Although weighing only half a gallon of milk, Ingenuity would have solar power panels, its own communication hardware, and two cameras (one to record Martian landscapes during flight and another to help with navigation). 19 cameras plus a few microphones promising high-def audio of the Martian wind are also decked out with Perseverance. The audiovisuals provide engineers with a way to track the instruments of the rover to make sure everything looks and sounds natural. A so-called SuperCam sticking out of the rover roof, essentially looking like the robot head of Perseverance-----It will concentrate on Martian rocks, zap them with a laser beam, and evaluate the resulting cloud of vapor produced.

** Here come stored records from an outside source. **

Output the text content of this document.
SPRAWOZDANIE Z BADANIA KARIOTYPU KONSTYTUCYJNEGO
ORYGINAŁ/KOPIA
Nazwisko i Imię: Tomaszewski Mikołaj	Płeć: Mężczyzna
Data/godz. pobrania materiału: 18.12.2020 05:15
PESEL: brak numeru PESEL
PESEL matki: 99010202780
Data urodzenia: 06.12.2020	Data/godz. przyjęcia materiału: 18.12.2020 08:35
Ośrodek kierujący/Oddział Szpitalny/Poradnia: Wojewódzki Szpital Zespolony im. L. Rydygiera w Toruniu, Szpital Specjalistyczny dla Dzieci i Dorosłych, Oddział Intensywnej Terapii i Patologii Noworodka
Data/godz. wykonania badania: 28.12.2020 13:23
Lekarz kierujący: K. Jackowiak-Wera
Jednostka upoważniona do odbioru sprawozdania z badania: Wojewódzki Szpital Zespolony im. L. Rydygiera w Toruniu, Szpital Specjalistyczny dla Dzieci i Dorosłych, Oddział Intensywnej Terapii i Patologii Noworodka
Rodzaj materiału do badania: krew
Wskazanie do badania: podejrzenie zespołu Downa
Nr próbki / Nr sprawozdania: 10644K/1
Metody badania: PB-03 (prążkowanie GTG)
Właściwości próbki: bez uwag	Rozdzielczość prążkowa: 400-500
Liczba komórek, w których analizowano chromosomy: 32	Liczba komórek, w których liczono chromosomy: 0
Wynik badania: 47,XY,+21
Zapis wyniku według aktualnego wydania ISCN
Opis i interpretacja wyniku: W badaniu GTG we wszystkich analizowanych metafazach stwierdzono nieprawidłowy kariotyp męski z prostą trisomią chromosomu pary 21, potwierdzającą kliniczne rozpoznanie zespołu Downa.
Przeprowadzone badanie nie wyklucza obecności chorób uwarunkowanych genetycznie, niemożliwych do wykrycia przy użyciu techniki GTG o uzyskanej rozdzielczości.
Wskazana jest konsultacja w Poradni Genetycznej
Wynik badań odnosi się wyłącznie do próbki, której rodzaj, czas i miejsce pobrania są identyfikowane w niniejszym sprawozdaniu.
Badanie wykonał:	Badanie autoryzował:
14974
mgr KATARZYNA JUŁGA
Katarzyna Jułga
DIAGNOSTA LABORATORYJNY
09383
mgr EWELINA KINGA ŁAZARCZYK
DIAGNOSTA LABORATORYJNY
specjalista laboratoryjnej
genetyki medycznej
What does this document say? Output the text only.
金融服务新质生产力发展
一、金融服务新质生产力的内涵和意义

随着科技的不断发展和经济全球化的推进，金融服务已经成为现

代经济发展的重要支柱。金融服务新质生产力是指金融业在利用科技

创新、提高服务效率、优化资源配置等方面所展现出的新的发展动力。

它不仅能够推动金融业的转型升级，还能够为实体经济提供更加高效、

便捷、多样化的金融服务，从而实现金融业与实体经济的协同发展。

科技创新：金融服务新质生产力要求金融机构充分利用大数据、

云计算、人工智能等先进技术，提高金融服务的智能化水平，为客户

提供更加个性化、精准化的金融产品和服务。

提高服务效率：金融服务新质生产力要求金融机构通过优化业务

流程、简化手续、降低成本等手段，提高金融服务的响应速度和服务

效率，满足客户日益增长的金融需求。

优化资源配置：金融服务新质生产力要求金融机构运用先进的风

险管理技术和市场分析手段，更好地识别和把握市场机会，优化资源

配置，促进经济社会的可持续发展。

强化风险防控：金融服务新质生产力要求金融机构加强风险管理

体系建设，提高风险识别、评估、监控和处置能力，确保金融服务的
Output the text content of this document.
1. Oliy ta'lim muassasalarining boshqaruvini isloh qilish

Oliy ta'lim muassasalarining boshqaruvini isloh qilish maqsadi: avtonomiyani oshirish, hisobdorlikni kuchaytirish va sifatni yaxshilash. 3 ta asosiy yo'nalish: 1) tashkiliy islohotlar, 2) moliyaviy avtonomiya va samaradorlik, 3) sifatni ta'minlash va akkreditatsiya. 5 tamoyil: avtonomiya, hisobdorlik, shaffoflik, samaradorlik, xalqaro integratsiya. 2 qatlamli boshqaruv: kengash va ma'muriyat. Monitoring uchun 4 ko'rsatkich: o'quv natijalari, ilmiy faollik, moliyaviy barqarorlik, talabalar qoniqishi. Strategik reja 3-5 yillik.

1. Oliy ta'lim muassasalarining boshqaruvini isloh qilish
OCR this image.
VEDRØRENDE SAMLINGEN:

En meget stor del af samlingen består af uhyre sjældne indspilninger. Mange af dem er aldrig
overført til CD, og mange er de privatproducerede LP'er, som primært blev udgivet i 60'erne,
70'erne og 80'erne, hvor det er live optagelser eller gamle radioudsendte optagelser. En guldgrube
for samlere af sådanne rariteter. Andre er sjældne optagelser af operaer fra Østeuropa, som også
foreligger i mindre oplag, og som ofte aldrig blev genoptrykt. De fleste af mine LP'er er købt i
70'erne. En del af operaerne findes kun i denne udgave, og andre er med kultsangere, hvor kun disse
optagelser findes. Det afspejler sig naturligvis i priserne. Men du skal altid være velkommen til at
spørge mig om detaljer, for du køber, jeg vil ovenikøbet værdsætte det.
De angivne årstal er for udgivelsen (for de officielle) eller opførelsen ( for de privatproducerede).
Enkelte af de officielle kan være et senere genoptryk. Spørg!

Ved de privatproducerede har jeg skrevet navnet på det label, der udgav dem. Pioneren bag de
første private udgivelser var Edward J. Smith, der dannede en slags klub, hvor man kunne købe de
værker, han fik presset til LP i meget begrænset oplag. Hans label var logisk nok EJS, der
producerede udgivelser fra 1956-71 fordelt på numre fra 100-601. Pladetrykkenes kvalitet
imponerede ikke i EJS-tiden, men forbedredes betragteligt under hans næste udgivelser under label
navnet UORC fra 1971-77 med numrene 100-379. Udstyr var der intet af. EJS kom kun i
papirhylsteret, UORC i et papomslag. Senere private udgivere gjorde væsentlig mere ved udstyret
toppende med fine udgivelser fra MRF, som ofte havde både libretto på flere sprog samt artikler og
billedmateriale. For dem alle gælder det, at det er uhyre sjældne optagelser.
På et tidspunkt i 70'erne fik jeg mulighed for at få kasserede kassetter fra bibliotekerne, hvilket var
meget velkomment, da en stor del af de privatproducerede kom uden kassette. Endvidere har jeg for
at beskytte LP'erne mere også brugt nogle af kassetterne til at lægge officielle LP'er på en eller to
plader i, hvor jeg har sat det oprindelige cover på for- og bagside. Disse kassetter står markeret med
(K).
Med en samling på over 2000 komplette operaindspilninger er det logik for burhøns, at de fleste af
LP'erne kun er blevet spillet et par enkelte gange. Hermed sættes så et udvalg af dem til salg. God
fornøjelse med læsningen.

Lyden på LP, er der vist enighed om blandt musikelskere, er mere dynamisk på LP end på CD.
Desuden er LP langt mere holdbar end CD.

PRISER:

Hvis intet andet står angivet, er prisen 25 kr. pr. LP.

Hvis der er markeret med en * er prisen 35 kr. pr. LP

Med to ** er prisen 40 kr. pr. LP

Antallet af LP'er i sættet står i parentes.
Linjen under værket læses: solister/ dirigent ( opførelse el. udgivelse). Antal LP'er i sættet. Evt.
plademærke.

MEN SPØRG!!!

"LOCATING MARS "Small PARKING LOTS
All the wild science and engineering that depends on a good Thursday landing.
For their landing zone, Perseverance has 4.8 miles of cushion. 4.8 miles is a tiny bull's-eye for a mission millions of miles to Mars, one that is 10 times smaller than the flat surface the Curiosity rover landed on in 2012, and 300 times smaller than that of the first Mars rover by NASA, Sojourner, in 1997. Two pieces of tech that the other rovers did not have to make such tactical accuracy possible: a "Range Trigger" that will accurately shoot out the parachutes of Perseverance when it decelerates to 940 mph during its descent, and an enhanced navigation system that connects to a Mars orbiter to calculate exactly where the rover will land in Jezero.
"It's sort of like what people used to use in the car, looking out of the car window, seeing what you see, and then looking at your map, trying to figure out where you are," Chen said." "We don't need the entire [landing zone] to be a flat and boring runway parking lot anymore, we just need tiny little parking lots that we can reach that are interspersed."